こうして生まれたTMRセンサは、広い温度領域で安定動作すると共に低消費電力化を両立した、画期的なセンサに。2014年に量産化し、自動車をはじめロボットやスマートフォンなど幅広い分野に展開されています。車載用では電流センサや角度センサなどで、スマートフォン用では高速オートフォーカスなどを実現する高精度センサとして貢献しています。
現在、TMRセンサは2017年に発足したセンサシステムズビジネスカンパニーを牽引する中核事業となり、センサ事業はグループ全体の売上高の8%を占めるまでに成長しています。現状の製品に満足せず、次の時代を見据えて取り組んだTDKのベンチャースピリットと技術転用の勇気が革新的成果を生み出しました。

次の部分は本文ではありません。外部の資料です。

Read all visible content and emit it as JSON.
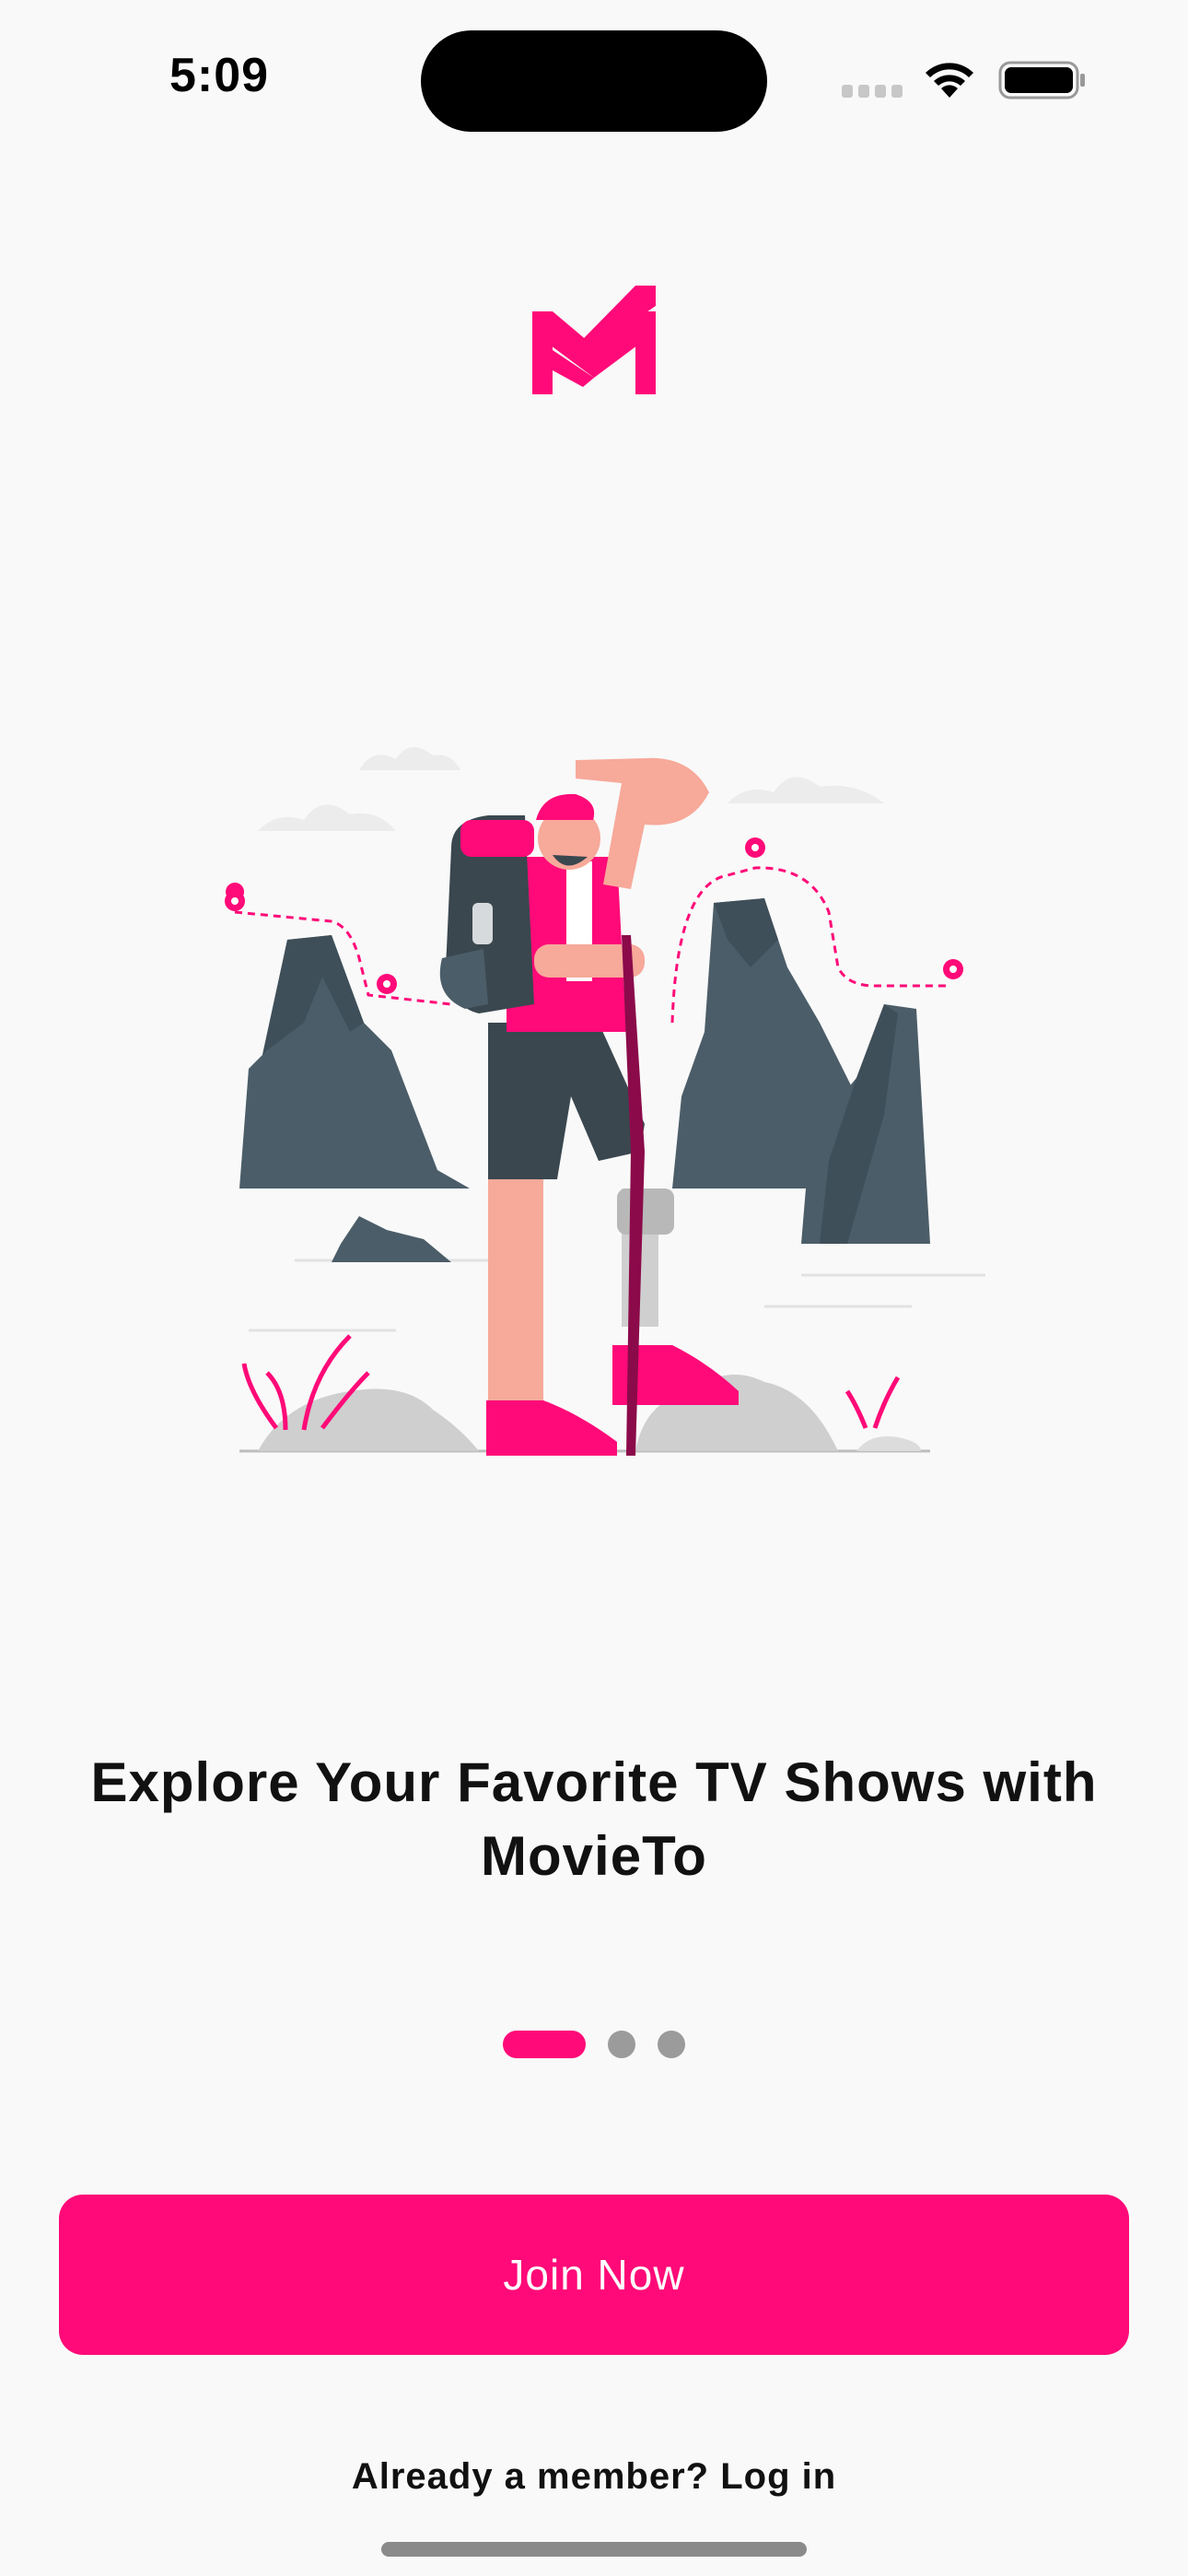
{
  "status_bar": {
    "time": "5:09",
    "icons": [
      "cellular-signal-icon",
      "wifi-icon",
      "battery-icon"
    ]
  },
  "brand": {
    "logo_icon": "movieto-logo-icon",
    "accent_color": "#ff0a78"
  },
  "onboarding": {
    "illustration": "hiker-with-backpack-illustration",
    "headline": "Explore Your Favorite TV Shows with MovieTo",
    "page_indicator": {
      "total": 3,
      "active_index": 0
    }
  },
  "actions": {
    "join_label": "Join Now",
    "login_label": "Already a member? Log in"
  }
}
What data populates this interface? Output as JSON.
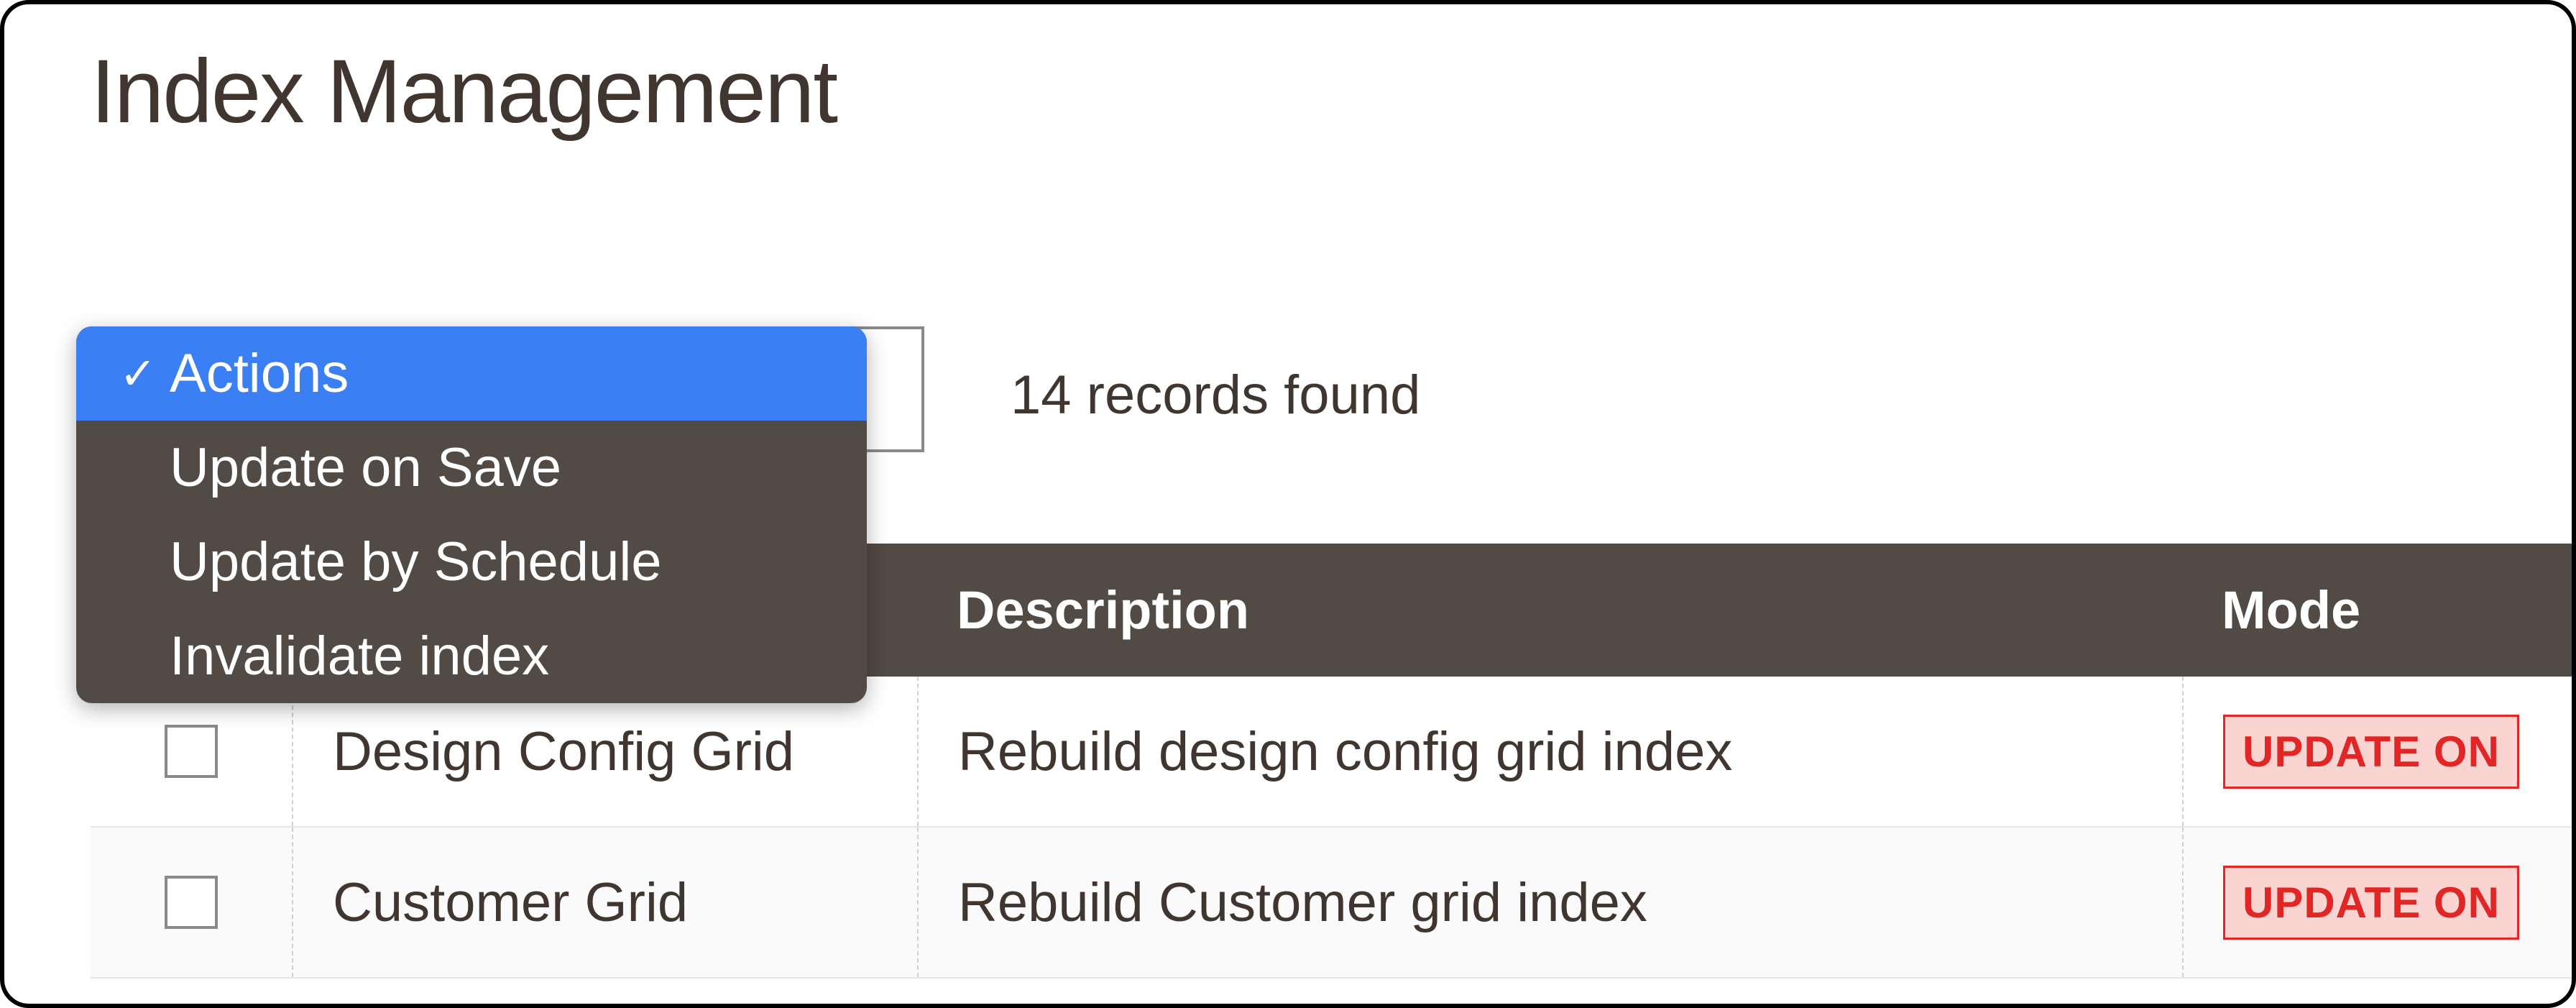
{
  "page": {
    "title": "Index Management"
  },
  "toolbar": {
    "records_found": "14 records found"
  },
  "actions_dropdown": {
    "items": [
      {
        "label": "Actions",
        "selected": true
      },
      {
        "label": "Update on Save",
        "selected": false
      },
      {
        "label": "Update by Schedule",
        "selected": false
      },
      {
        "label": "Invalidate index",
        "selected": false
      }
    ]
  },
  "table": {
    "headers": {
      "description": "Description",
      "mode": "Mode"
    },
    "rows": [
      {
        "indexer": "Design Config Grid",
        "description": "Rebuild design config grid index",
        "mode": "UPDATE ON"
      },
      {
        "indexer": "Customer Grid",
        "description": "Rebuild Customer grid index",
        "mode": "UPDATE ON"
      }
    ]
  },
  "colors": {
    "header_bg": "#524a45",
    "accent_blue": "#3b7ff5",
    "badge_text": "#e22626",
    "badge_bg": "#f9d4d1"
  }
}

産業や社会の形を変える、TDK Transformationの触媒となる「TDK Ventures」
Nicolas Sauvage
2019年4月、TDKは次のフロンティアにむけて、コーポレート・ベンチャーキャピタル(CVC)である 「TDK Ventures」 を設立しました。世界が直面する大きな社会課題に挑む起業家に投資することで、新たな市場や応用、先端技術について早期の洞察を得て、TDKの有機的成長につなげる道を開くことが狙いです。TDK Venturesのミッションは、外部の起業家やTDK社内のイントレプレナーによって築かれる新しいビジネスを支援し、業界を象徴する企業へと成長させることです。
このアイデアは意外なところから生まれました。買収後間もない、InvenSense社に在籍していた Nicolas Sauvage が、TDKが持つベンチャースピリットをさらに拡大できるのではと考えたのです。このようにスタートした大胆な構想は、いまでは4つのファンドで50社の投資先、運用資産総額5億ドルのプラットフォームへと成長しました。
彼は当時をこう振り返ります。「TDK Ventures を提案したとき、TDKは私に“まったく新しいものをつくる”ことを託してくれました。それはCVCの概念を再定義する挑戦でした。私はこれまで、より良い未来を思い描き、実現に向けて努力する起業家とともに価値を生み出すキャリアを歩んできました。TDK Ventures は、その精神をTDKにもたらし、ブレークスルーを追い求める起業家やイントレプレナーをサポートするエンジンとなったのです」。
現在、TDK Ventures は TDKと起業家の「橋渡し役」であり、スタートアップの可能性をひらく「触媒」 としての役割を担っています。スタートアップと大企業、それぞれ単独では成し得ない未来に向けて、TDK Venturesは90年続くTDKのベンチャースピリットをさらに進化させ、新たなアイデアを育み、挑戦する人々を支えています。
創業者・齋藤憲三の思いを受け継いだTDKの社是が『創造によって文化、産業に貢献する』です。この社是のもと、TDKは今日まで革新的なテクノロジーや製品を世の中に提供しています。その原動力が、幾多の困難に打ち勝つベンチャースピリットです。これからもTDKは開拓の志を持って、挑戦を続けていきます。